Cases of antibiotic-resistant organisms and tuberculosis infections have been on the rise over the past several years. As a result, the need for negative pressure isolation or body substance isolation should be considered in the design. Geographic location and patient population demographics should be reviewed to determine the number of isolation rooms needed. Every PACU should have at least one negative pressure room. However, more rooms may be necessary if the institution services a more susceptible population. Consultation with the institution’s infectious diseases department is advisable to ensure that the design meets institutional policy and is prepared to serve the patient population.4
Another consideration in the design of patient bays is size and means of separation.

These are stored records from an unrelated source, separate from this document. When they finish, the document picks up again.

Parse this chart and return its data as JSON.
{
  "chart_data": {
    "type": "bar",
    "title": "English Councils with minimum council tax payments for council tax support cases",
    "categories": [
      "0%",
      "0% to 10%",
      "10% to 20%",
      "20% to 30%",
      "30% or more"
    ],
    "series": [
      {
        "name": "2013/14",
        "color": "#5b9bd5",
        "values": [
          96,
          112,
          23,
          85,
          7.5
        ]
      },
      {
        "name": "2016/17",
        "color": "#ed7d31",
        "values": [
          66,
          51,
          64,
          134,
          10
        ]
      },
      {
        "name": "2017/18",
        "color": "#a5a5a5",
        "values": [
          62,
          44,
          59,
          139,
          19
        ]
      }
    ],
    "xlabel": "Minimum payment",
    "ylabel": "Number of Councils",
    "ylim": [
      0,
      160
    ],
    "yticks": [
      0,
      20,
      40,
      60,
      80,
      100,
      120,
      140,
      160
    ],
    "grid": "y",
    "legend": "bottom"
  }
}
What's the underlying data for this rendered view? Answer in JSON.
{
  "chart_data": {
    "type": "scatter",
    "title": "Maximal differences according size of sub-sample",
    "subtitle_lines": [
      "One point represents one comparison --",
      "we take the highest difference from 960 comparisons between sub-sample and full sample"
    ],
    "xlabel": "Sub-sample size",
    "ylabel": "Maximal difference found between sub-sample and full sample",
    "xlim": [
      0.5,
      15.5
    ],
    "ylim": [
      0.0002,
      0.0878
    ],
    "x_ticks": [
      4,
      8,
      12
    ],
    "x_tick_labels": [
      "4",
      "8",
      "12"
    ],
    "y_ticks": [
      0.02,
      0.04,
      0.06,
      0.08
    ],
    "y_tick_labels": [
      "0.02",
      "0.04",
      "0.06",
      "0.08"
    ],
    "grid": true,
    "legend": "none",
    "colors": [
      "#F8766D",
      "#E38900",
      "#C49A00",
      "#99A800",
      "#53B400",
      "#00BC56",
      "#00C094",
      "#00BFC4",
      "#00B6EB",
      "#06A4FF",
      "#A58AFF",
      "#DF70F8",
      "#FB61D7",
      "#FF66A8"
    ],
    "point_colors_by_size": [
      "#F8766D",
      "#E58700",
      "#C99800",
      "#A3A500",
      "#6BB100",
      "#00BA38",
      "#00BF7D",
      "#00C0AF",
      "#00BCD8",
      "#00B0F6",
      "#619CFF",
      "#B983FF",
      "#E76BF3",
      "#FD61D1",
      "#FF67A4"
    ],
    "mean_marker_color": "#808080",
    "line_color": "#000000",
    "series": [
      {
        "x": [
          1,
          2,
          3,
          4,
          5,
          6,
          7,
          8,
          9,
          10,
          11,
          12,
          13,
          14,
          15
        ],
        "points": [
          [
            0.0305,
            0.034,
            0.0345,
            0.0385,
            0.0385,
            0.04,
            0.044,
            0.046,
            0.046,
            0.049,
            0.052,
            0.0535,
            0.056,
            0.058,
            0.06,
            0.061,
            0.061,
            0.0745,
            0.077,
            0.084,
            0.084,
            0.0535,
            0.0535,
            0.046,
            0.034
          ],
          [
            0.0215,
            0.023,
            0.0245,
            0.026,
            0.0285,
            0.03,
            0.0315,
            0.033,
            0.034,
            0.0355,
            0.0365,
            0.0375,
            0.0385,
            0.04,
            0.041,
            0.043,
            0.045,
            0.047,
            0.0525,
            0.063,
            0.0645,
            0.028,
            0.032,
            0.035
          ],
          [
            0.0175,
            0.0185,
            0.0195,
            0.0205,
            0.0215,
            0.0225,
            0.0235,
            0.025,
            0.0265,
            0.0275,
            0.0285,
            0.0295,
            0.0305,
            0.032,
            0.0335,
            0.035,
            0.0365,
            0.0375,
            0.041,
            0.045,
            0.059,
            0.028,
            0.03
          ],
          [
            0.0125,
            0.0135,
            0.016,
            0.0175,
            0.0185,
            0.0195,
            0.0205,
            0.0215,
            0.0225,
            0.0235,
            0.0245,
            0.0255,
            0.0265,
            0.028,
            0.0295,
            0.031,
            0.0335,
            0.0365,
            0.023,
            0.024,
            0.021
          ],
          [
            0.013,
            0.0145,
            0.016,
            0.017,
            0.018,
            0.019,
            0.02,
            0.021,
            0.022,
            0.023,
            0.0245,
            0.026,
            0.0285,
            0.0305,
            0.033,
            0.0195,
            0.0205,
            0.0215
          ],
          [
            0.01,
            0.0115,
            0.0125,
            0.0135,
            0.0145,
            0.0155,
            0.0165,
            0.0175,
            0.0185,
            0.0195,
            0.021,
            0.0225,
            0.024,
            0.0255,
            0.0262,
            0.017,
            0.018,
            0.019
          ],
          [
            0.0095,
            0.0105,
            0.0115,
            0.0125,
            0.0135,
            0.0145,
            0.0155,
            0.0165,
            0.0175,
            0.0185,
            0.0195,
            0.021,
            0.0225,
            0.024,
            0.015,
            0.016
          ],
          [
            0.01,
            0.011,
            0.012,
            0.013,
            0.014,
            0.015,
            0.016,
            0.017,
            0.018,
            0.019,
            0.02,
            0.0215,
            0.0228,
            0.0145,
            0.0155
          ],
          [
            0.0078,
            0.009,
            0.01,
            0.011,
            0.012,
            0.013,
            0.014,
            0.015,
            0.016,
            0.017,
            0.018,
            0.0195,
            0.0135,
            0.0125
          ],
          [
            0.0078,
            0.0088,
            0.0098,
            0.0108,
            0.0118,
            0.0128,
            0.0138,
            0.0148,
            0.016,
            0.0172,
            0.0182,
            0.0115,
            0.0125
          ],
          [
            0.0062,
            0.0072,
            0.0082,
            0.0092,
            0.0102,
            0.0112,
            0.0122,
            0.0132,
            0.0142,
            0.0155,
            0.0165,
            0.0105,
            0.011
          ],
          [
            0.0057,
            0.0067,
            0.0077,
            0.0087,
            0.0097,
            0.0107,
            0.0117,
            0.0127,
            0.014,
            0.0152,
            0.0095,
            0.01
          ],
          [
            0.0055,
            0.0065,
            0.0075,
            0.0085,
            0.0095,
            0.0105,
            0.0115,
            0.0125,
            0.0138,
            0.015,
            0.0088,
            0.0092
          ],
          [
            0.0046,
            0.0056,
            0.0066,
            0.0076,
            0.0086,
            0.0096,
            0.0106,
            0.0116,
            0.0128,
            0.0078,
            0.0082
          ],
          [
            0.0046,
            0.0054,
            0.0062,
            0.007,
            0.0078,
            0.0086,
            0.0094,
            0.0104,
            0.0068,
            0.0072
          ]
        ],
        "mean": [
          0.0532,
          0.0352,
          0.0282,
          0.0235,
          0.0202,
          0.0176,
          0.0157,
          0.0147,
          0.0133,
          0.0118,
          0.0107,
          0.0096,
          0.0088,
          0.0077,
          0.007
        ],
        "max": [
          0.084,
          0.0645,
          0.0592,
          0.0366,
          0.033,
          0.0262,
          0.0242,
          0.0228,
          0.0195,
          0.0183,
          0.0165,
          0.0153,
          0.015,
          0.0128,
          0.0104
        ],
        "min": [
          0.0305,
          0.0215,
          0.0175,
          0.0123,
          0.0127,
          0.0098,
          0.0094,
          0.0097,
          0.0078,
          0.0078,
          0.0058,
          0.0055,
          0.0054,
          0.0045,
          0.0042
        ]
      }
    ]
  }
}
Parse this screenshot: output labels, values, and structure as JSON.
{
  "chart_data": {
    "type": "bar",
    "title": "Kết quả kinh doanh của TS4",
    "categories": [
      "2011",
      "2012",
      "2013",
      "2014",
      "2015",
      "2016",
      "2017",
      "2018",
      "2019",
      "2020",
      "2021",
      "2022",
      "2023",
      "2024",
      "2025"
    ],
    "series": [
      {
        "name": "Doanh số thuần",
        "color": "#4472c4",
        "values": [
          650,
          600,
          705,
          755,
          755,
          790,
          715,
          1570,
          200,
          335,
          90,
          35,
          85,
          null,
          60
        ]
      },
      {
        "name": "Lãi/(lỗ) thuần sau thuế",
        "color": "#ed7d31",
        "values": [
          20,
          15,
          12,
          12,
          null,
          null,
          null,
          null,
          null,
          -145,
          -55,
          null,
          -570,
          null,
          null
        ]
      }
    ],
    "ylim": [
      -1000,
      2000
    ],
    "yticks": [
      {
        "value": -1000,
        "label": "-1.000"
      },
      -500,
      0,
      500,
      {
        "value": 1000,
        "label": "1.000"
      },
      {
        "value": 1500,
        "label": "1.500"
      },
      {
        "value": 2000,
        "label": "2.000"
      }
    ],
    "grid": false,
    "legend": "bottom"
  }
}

Most states have building codes that define the minimum square footage of each bay (e.g., Minimum Design Standards for Health Care Facilities in Michigan requirement is 80 square feet).5 However, consideration should be given to how the bays are to be used. If they are strictly for patients requiring a PACU Phase I level of care, the minimum required square footage may be adequate. If the bays are to be used for anesthesia preoperative procedures or anesthesia pain procedures that necessitate equipment such as fluoroscopy or bronchoscopy, the size may need to be increased (to as much as 150 square feet). Also, if the bays are to be used alternatively as PACU Phase I or PACU Phase II levels of care and then as observation for 23-hour admissions, they may need to be large enough to accommodate a patient bed, table, lounge chair, or other equipment. Building some of the bays larger to accommodate these future needs may also be wise, but it is important to realize that the size of the bays affects the configuration of the space.